HB 1196

This analysis was prepared by non-partisan legislative staff for the use of legislative members in their deliberations. This analysis is not a part of the legislation nor does it constitute a statement of legislative intent.

As Reported by House Committee On:

Business & Financial Services

Title: An act relating to licensing real estate appraisers by reciprocity, fingerprint-based background checks for real estate appraiser applicants, and creating an inactive status for real estate appraisers.

Brief Description: Concerning requirements for real estate appraisers.

Sponsors: Representatives G. Hunt and Kirby.

Brief History:

Committee Activity:

Business & Financial Services: 1/20/15, 1/21/15 [DP].

Brief Summary of Bill

  • Requires applicants for real-estate-appraiser credentialing to submit to a fingerprint-based background check.

  • Amends reciprocity provisions for real estate appraisers.

  • Creates inactive status.


Majority Report: Do pass. Signed by 11 members: Representatives Kirby, Chair; Ryu, Vice Chair; Vick, Ranking Minority Member; Parker, Assistant Ranking Minority Member; Blake, G. Hunt, Hurst, Kochmar, McCabe, Santos and Stanford.

Staff: David Rubenstein (786-7153).


Appraiser Credentialing.

Real estate appraisers evaluate the value of real property. The Department of Licensing (DOL), in accordance with the Washington Certified Real Estate Appraiser Act (Act), certifies and licenses real estate appraisers. The Act prohibits a person from using the terms "certified appraisal" or "state certified real estate appraiser" unless he or she is certified by the state.

The law authorizes four types of credentials issued to real estate appraisers, from highest-to-lowest credentialing requirements:

Each level of licensing and certification authorizes appraisal work at a different level of property value, while the registered trainees may only work under the direct supervision of certified appraisers.

Applicants for certification or licensure already certified or licensed in good standing in another state may be certified or licensed in Washington without taking the examination that would ordinarily be required of new applicants. In order to qualify for this waiver, the applicant's home state must have requirements that are "substantially similar" to Washington's and must have a reciprocal agreement with Washington providing similar treatment for Washington appraisers.

All fees and penalties collected by the DOL related to the real estate appraiser program are deposited into the Real Estate Appraiser Commission Account, which is used for all expenses associated with the program.

Federal Monitoring.

Under the federal Financial Institutions Reform, Recovery, and Enforcement Act of 1989, enacted in response to the "savings and loan crisis" of the late 1980s, the United States Congress created the Appraisal Subcommittee (ASC) of the Federal Financial Institutions Examination Council.
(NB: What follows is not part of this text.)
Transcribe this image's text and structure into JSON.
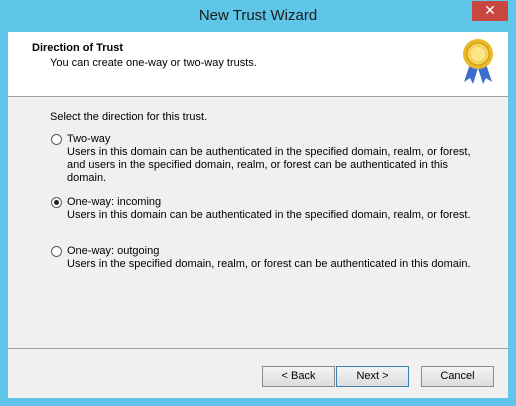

The stated purpose of the ASC is to ensure that real estate appraisals "are performed in writing, in accordance with uniform standards, by individuals whose competency has been demonstrated and whose professional conduct will be subject to effective supervision." To carry out this goal, the ASC is tasked with monitoring state regulation of real estate appraisers, along with other duties.


Summary of Bill:

Background Checks.

All applicants for registration as a trainee, and all applicants wishing to change his or her level of certification, must submit to a fingerprint-based background check conducted by the Federal Bureau of Investigation and the Washington State Patrol. The DOL may also require any existing credential holder to submit to a background check. Any fees must be borne by the applicant and the DOL must establish background check procedures by rule.


The provision requiring substantially similar credentialing requirements and a reciprocity agreement is struck. Instead, the reciprocity applicant must be credentialed in a state that complies with the ASC regulations and that has credentialing requirements meeting or exceeding Washington's licensure standards.

Inactive Status.

Real estate appraisers (but not registered trainees) may place their certification or license on inactive status, according to rules to be established by the DOL. The maximum period of the inactive status must be established by the DOL. Failure to renew an inactive credential or to reactivate after the period designed by the DOL results in cancellation of the credential.

The DOL is also required to establish inactive renewal fees and procedures for reactivating credentials and is empowered to take disciplinary action against credential holders who act as appraisers while on inactive status.


Appropriation: None.

Fiscal Note: Available.

Effective Date: The bill takes effect 90 days after adjournment of the session in which the bill is passed, except for section 5 which takes effect January 1, 2017.

Staff Summary of Public Testimony:

(In support) This is a fantastic bill that has come before the committee in the past in two separate bills.  Both bills passed easily through hearings last year.  It is important that Washington's law be on par with other states and with federal regulations and that Washington maintain its top rating in the ASC audits.

(Opposed) None.

Persons Testifying: Representative G. Hunt, prime sponsor; Stan Sidor, Appraisers Coalition of Washington; and Tony Sermonti, Department of Licensing.

Persons Signed In To Testify But Not Testifying: None.